- Born: Sri Lanka
- Education: Royal College, Colombo
- Occupation: Physician

= Rolly Jayewardene =

Rolland "Rolly" P. Jayawardene, FRCP (1918 – November 11, 1999) was a Sri Lankan physician. He was the Director-General of the Natural Resources Energy and Science Authority.

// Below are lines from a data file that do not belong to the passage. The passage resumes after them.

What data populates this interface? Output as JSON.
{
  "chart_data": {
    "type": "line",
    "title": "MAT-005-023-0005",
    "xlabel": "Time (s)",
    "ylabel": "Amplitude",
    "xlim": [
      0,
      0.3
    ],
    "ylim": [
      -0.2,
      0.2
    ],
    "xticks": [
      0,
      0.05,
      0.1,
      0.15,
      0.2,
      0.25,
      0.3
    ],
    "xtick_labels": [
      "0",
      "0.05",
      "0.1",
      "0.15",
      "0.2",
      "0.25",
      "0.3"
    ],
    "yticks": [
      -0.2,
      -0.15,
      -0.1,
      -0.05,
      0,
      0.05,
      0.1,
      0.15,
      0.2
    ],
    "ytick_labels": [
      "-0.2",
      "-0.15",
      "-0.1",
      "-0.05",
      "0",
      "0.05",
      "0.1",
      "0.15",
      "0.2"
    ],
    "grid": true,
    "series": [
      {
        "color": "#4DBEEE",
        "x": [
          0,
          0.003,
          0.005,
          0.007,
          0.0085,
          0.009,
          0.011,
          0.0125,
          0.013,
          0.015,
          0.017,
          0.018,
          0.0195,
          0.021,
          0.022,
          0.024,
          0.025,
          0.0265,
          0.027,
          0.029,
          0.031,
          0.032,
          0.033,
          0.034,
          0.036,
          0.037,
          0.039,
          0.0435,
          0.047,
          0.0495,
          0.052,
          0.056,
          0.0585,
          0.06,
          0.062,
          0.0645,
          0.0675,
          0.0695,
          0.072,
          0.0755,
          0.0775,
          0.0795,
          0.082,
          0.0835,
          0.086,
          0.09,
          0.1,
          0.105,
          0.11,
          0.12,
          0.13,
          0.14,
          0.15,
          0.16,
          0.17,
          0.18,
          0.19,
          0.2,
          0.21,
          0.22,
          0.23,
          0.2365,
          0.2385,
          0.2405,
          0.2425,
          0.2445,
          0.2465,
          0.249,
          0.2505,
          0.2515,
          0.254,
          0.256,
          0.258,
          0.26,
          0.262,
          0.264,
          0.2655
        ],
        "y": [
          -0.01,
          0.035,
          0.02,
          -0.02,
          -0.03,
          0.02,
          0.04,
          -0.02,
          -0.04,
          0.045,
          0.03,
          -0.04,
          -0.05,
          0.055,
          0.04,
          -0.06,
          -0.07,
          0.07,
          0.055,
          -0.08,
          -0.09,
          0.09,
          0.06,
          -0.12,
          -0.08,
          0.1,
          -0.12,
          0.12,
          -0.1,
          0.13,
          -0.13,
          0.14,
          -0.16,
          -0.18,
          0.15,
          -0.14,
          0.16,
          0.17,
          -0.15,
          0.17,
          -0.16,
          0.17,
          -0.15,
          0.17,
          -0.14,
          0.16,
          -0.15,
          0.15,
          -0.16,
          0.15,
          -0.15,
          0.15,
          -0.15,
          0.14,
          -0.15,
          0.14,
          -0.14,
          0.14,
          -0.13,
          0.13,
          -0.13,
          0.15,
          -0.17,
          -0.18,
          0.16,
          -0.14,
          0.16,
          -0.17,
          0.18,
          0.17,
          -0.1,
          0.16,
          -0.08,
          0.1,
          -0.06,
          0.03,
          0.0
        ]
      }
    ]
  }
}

He was born to Hon. Justice Eugene Wilfred Jayewardene KC, a Chief Justice of Ceylon and Agnes Helen Don Philip Wijewardena, daughter of Tudugalage Muhandiram Don Philip Wijewardena, a wealthy merchant. His brothers were President J. R. Jayewardene and Dr Hector Wilfred Jayewardene, QC. His uncles were the Colonel Theodore Godfrey Wijesinghe Jayewardene, Justice Valentine Jayewardene and the press baron D. R. Wijewardena.

Educated at Royal College, Colombo, he graduated from the Colombo Medical College. Joining the Ceylon Medical Service, went on to gain an MD from the University of London as well as Membership (MRCP) and Fellowship (FRCP) of the Royal College of Physicians becoming a Senior Physician of the General Hospital, Colombo. He was appointed Director-General of the Natural Resources Energy and Science Authority which was later replaced by the Natural Science Foundation.

He was married to Dr Gladys Jayawardene the first female Director of the Medical Research Institute and Chairman of the State Pharmaceutical Corporation. She was assassinated by the Janatha Vimukthi Peramuna (JVP) for importing Indian medicines.